Yep. I believe that’s available to all of us.
I simultaneously believe that we’ve been handed the wrong map to get there. Cultural conditioning is real and scary. And our conditioning revolves a lot around chasing wealth and status. Is wealth great? Yep. Status too? Mm-hmm. Personally, I want both. But putting them ahead of everything else? That’s a recipe for disaster.
So I want to talk about how people can use the stress-vulnerability model to find their personal well-being formula. How they can begin to crack the code on what works for them.
I want people to leave the workshop with a sense of hope. I want them to feel inspired.
Then I want them to take aligned action.
I want them to start paying attention to what feels good and to do more of it.
I want them to start paying attention to what feels bad and to do less of it.
I want them to trust their inner wisdom over what society is shouting at them.
And I want to remind them that maybe inner peace matters a smidgen more than the number in your bank account.
Or maybe it doesn’t and I’ve got this all wrong.
I guess we’ll find out after the workshop!
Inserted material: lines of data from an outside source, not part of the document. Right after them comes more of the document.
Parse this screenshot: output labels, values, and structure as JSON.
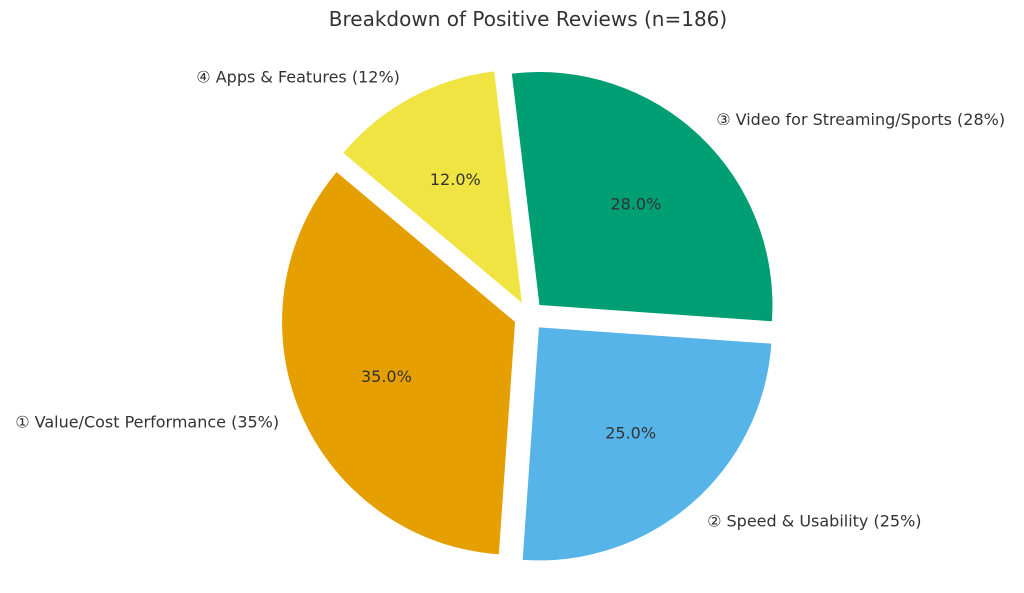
{
  "chart_data": {
    "type": "pie",
    "title": "Breakdown of Positive Reviews (n=186)",
    "slices": [
      {
        "label": "① Value/Cost Performance (35%)",
        "value": 35.0,
        "pct_label": "35.0%",
        "color": "#E69F00"
      },
      {
        "label": "② Speed & Usability (25%)",
        "value": 25.0,
        "pct_label": "25.0%",
        "color": "#56B4E9"
      },
      {
        "label": "③ Video for Streaming/Sports (28%)",
        "value": 28.0,
        "pct_label": "28.0%",
        "color": "#009E73"
      },
      {
        "label": "④ Apps & Features (12%)",
        "value": 12.0,
        "pct_label": "12.0%",
        "color": "#F0E442"
      }
    ],
    "start_angle_deg": 140,
    "direction": "counterclockwise",
    "exploded": true,
    "legend": "none"
  }
}
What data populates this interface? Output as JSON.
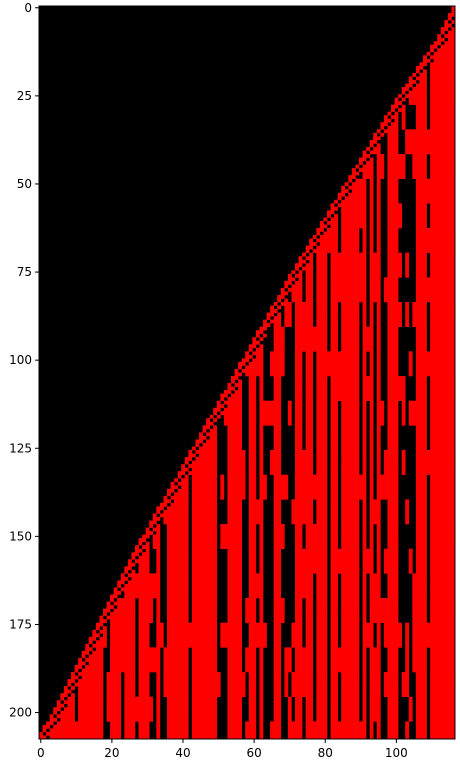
{
  "chart_data": {
    "type": "heatmap",
    "title": "",
    "xlabel": "",
    "ylabel": "",
    "xlim": [
      -0.5,
      116.5
    ],
    "ylim": [
      207.5,
      -0.5
    ],
    "x_ticks": [
      0,
      20,
      40,
      60,
      80,
      100
    ],
    "y_ticks": [
      0,
      25,
      50,
      75,
      100,
      125,
      150,
      175,
      200
    ],
    "grid": false,
    "legend": "none",
    "cell_states": [
      "off",
      "on"
    ],
    "grid_size": {
      "rows": 208,
      "cols": 117
    },
    "boundary": {
      "description": "column where the lit (red) region begins in each row, approximated from the image",
      "points": [
        {
          "row": 0,
          "col": 116
        },
        {
          "row": 10,
          "col": 111
        },
        {
          "row": 25,
          "col": 101
        },
        {
          "row": 50,
          "col": 86
        },
        {
          "row": 75,
          "col": 71
        },
        {
          "row": 100,
          "col": 57
        },
        {
          "row": 125,
          "col": 43
        },
        {
          "row": 150,
          "col": 29
        },
        {
          "row": 175,
          "col": 16
        },
        {
          "row": 200,
          "col": 4
        },
        {
          "row": 204,
          "col": 1
        },
        {
          "row": 207,
          "col": 0
        }
      ]
    },
    "colors": {
      "off": "#000000",
      "on": "#ff0000"
    }
  }
}
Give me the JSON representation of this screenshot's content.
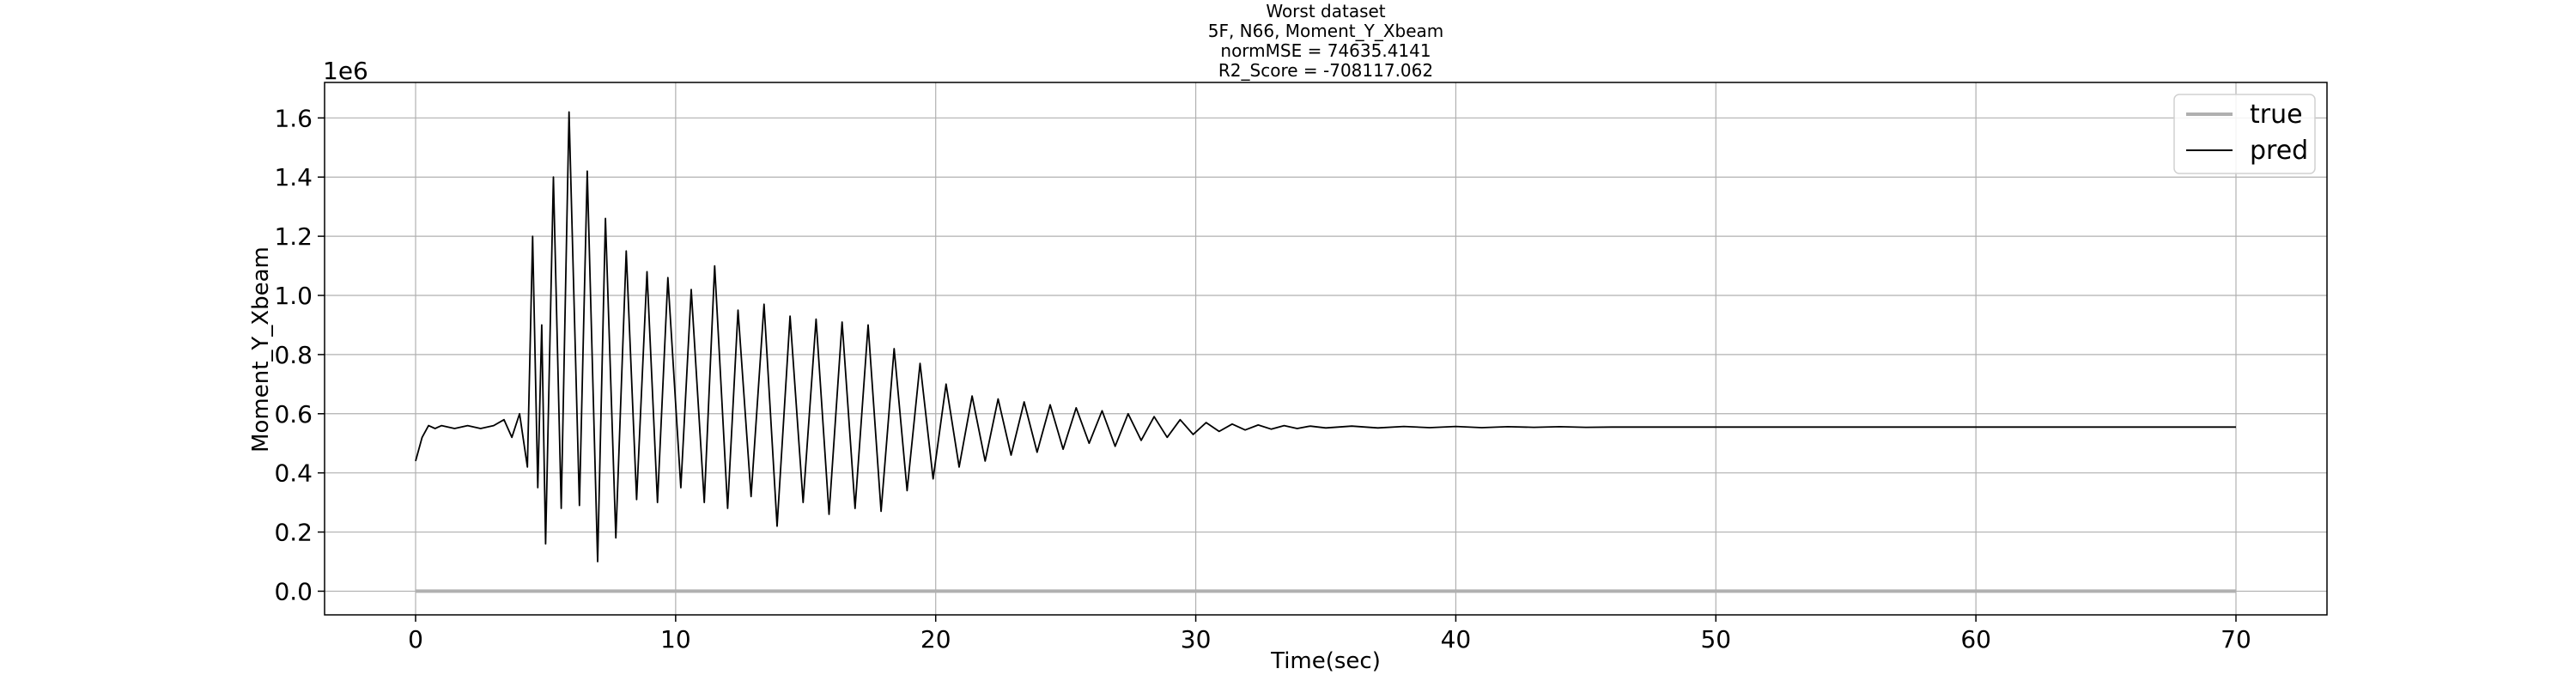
{
  "chart_data": {
    "type": "line",
    "title_lines": [
      "Worst dataset",
      "5F, N66, Moment_Y_Xbeam",
      "normMSE = 74635.4141",
      "R2_Score = -708117.062"
    ],
    "xlabel": "Time(sec)",
    "ylabel": "Moment_Y_Xbeam",
    "y_offset_label": "1e6",
    "xlim": [
      -3.5,
      73.5
    ],
    "ylim": [
      -0.08,
      1.72
    ],
    "x_ticks": [
      0,
      10,
      20,
      30,
      40,
      50,
      60,
      70
    ],
    "x_tick_labels": [
      "0",
      "10",
      "20",
      "30",
      "40",
      "50",
      "60",
      "70"
    ],
    "y_ticks": [
      0.0,
      0.2,
      0.4,
      0.6,
      0.8,
      1.0,
      1.2,
      1.4,
      1.6
    ],
    "y_tick_labels": [
      "0.0",
      "0.2",
      "0.4",
      "0.6",
      "0.8",
      "1.0",
      "1.2",
      "1.4",
      "1.6"
    ],
    "grid": true,
    "legend_position": "top-right",
    "series": [
      {
        "name": "true",
        "color": "#b0b0b0",
        "x": [
          0,
          10,
          20,
          30,
          40,
          50,
          60,
          70
        ],
        "values": [
          0.0,
          0.0,
          0.0,
          0.0,
          0.0,
          0.0,
          0.0,
          0.0
        ]
      },
      {
        "name": "pred",
        "color": "#000000",
        "x": [
          0.0,
          0.25,
          0.5,
          0.75,
          1.0,
          1.5,
          2.0,
          2.5,
          3.0,
          3.4,
          3.7,
          4.0,
          4.3,
          4.5,
          4.7,
          4.85,
          5.0,
          5.3,
          5.6,
          5.9,
          6.3,
          6.6,
          7.0,
          7.3,
          7.7,
          8.1,
          8.5,
          8.9,
          9.3,
          9.7,
          10.2,
          10.6,
          11.1,
          11.5,
          12.0,
          12.4,
          12.9,
          13.4,
          13.9,
          14.4,
          14.9,
          15.4,
          15.9,
          16.4,
          16.9,
          17.4,
          17.9,
          18.4,
          18.9,
          19.4,
          19.9,
          20.4,
          20.9,
          21.4,
          21.9,
          22.4,
          22.9,
          23.4,
          23.9,
          24.4,
          24.9,
          25.4,
          25.9,
          26.4,
          26.9,
          27.4,
          27.9,
          28.4,
          28.9,
          29.4,
          29.9,
          30.4,
          30.9,
          31.4,
          31.9,
          32.4,
          32.9,
          33.4,
          33.9,
          34.4,
          35.0,
          36.0,
          37.0,
          38.0,
          39.0,
          40.0,
          41.0,
          42.0,
          43.0,
          44.0,
          45.0,
          46.0,
          47.0,
          48.0,
          49.0,
          50.0,
          60.0,
          70.0
        ],
        "values": [
          0.44,
          0.52,
          0.56,
          0.55,
          0.56,
          0.55,
          0.56,
          0.55,
          0.56,
          0.58,
          0.52,
          0.6,
          0.42,
          1.2,
          0.35,
          0.9,
          0.16,
          1.4,
          0.28,
          1.62,
          0.29,
          1.42,
          0.1,
          1.26,
          0.18,
          1.15,
          0.31,
          1.08,
          0.3,
          1.06,
          0.35,
          1.02,
          0.3,
          1.1,
          0.28,
          0.95,
          0.32,
          0.97,
          0.22,
          0.93,
          0.3,
          0.92,
          0.26,
          0.91,
          0.28,
          0.9,
          0.27,
          0.82,
          0.34,
          0.77,
          0.38,
          0.7,
          0.42,
          0.66,
          0.44,
          0.65,
          0.46,
          0.64,
          0.47,
          0.63,
          0.48,
          0.62,
          0.5,
          0.61,
          0.49,
          0.6,
          0.51,
          0.59,
          0.52,
          0.58,
          0.53,
          0.57,
          0.54,
          0.565,
          0.545,
          0.562,
          0.548,
          0.56,
          0.55,
          0.558,
          0.552,
          0.558,
          0.552,
          0.557,
          0.553,
          0.557,
          0.553,
          0.556,
          0.554,
          0.556,
          0.554,
          0.555,
          0.555,
          0.555,
          0.555,
          0.555,
          0.555,
          0.555
        ]
      }
    ]
  }
}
*”I’m twenty days into publishing consistently and doors are already opening” - this is me taking artistic license. I want to believe that my writing is opening doors, which is why I wrote it that way. But a re-read made me realize I wasn’t being impeccable with my word. The full truth is that opening my mouth and trusting people with my hopes and dreams is what’s opening doors. This daily writing practice: it helps with so many things. But these opportunities? They’re coming from my relationships, not my musings.